Georgina would have called James’s smile devilish had she seen it, but as she wasn’t facing him, only the others in the room noted it as he came up behind her and lifted her off the barrel she’d been perched on. “If you’ll excuse us, gentlemen, George has been neglecting her duties of late,” James said as he turned and carried her from the room in a position she was quite familiar with.
“You ought to curb these barbaric tendencies, Captain,” she said in a furious undertone, knowing from experience that there was nothing she could do to get him to put her down until he was ready to do so. “But then breeding speaks for itself, doesn’t it?”
“We’ll get there quicker if you’ll shut up, George.”
She was stunned almost speechless by the humor she detected in his tone. What, for God’s sake, did he find amusing in their present situation, where they both now despised each other? And less than an hour ago he’d been a fire-breathing dragon. But he was an Englishman, so what other explanation was needed?
“Get where quicker?” she demanded. “And what duties have I neglected? Need I remind you that I’m no longer your cabin boy?”
“I’m well aware of what you are now, dear girl. And although I’ve nothing good to say about marriage, it does have one small benefit that even I can’t complain about.”
It took her about five seconds to mull that over before the fireworks went off. “Are you crazy or just senile? I heard you plain and clear when you told meandthe whole ship that you weren’t touching me again! I’ve surely got witnesses!”
“The whole ship?”
“You said it loud enough.”
“So I lied.”
“Just like that? You lied? Well, I’ve got news for you—”
“How you do go on, George. This propensity you have for airing our dirty laundry—”
“I’ll do more than that, you addled ox!” But she was finally aware of the snickers and chuckles following in their wake, and her voice dropped to a whispered hiss, “You just try and…Well, you just try it and see what happens.”
“Good of you to make it more interesting, sweet, but totally unnecessary, I assure you.”

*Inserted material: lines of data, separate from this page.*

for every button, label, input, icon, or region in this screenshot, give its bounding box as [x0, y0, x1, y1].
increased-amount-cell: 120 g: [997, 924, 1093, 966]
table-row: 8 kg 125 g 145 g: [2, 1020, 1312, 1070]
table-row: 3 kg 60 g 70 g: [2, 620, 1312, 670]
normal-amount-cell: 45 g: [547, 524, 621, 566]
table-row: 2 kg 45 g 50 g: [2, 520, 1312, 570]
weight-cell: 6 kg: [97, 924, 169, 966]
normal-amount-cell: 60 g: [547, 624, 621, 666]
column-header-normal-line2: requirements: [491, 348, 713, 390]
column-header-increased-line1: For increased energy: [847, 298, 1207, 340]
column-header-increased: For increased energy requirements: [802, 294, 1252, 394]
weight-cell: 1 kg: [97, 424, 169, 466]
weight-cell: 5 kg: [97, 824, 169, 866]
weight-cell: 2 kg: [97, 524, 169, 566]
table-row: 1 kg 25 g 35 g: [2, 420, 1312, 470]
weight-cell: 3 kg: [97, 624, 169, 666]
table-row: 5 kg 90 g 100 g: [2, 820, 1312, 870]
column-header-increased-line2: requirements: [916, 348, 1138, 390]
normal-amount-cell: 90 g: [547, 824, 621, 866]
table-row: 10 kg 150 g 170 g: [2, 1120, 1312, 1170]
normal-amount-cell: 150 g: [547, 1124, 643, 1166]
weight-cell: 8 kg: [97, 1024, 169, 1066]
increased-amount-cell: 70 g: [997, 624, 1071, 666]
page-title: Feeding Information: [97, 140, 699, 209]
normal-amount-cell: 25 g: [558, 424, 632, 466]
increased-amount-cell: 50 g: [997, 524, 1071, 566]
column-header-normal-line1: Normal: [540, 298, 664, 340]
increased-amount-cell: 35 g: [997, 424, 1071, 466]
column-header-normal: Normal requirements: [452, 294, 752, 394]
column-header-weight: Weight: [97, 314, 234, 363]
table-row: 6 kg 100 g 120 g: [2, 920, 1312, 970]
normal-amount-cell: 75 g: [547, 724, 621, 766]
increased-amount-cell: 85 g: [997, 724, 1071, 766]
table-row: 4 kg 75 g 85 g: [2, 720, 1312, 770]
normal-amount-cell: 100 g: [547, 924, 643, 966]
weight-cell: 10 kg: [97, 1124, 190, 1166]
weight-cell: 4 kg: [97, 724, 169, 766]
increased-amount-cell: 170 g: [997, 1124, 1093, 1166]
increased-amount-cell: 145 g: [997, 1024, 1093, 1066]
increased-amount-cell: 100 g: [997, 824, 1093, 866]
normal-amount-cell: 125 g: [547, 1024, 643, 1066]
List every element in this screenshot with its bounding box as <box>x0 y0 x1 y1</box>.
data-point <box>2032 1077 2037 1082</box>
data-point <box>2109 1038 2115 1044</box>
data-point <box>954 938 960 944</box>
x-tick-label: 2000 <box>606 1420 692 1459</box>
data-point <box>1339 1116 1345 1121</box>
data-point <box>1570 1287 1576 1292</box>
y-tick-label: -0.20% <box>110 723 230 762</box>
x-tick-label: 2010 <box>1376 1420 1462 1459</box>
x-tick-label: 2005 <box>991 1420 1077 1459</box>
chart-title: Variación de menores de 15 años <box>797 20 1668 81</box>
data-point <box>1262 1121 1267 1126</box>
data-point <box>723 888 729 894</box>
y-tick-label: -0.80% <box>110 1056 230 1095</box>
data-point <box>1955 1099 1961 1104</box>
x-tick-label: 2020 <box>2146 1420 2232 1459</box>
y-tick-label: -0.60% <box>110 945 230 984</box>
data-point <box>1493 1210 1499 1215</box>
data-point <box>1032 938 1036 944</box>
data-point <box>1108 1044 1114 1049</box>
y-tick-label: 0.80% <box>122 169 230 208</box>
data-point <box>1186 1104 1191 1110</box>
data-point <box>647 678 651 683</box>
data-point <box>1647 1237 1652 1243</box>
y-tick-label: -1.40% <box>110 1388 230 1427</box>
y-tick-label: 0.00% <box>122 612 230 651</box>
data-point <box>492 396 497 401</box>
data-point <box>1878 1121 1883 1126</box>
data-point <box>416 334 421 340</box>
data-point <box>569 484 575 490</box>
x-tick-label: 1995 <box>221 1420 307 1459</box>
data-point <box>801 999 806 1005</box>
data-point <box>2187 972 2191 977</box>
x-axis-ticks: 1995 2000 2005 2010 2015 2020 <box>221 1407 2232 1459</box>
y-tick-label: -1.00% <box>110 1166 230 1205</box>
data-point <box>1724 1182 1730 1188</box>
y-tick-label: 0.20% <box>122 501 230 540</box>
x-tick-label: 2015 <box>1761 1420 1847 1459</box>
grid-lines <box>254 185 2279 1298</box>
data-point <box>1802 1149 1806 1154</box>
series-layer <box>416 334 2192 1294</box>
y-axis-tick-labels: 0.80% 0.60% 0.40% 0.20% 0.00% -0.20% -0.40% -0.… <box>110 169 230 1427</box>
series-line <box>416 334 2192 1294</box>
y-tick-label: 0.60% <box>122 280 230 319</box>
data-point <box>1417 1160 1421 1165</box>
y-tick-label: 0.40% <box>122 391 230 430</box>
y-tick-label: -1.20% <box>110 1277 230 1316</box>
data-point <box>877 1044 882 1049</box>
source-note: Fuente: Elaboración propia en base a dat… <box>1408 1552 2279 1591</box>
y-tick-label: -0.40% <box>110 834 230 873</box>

She didn’t mistake his meaning. It suffused her with heat in all the wrong places, wrong just now, since she wanted nothing to do with him.Whywas he doing this? They’d been at sea a whole week and all she’d gotten was dark, brooding looks from him, if he bothered to look her way at all. But he’d started that fight in the cabin, provoked her into giving up her sulk, and now this. If he was trying to drive her crazy with confusion, he was well on the road to success.
He shifted her before he started down the stairs to his cabin, swinging her legs around and up so she ended up cradled in his arms, a position no easier to get out of than the other. She was really starting to resent his strength, and his ability to put his anger aside, while hers just seemed to increase.
“Why, James?” she asked in a tight, resentful little voice. “Just tell me that, if you dare.”
She could look at him now in her new position, and was, but when he briefly glanced down at her, she saw it all in those green eyes. She didn’t have to hear it. He told her anyway.
“Don’t look for hidden meanings, love. My motives are simple and basic. All that passionate anger we were spewing at each other got me a bit…nauseous.”
“Good,” she bit out, closing her eyes in pure self-defense against that potent look of his. “I hope you puke.”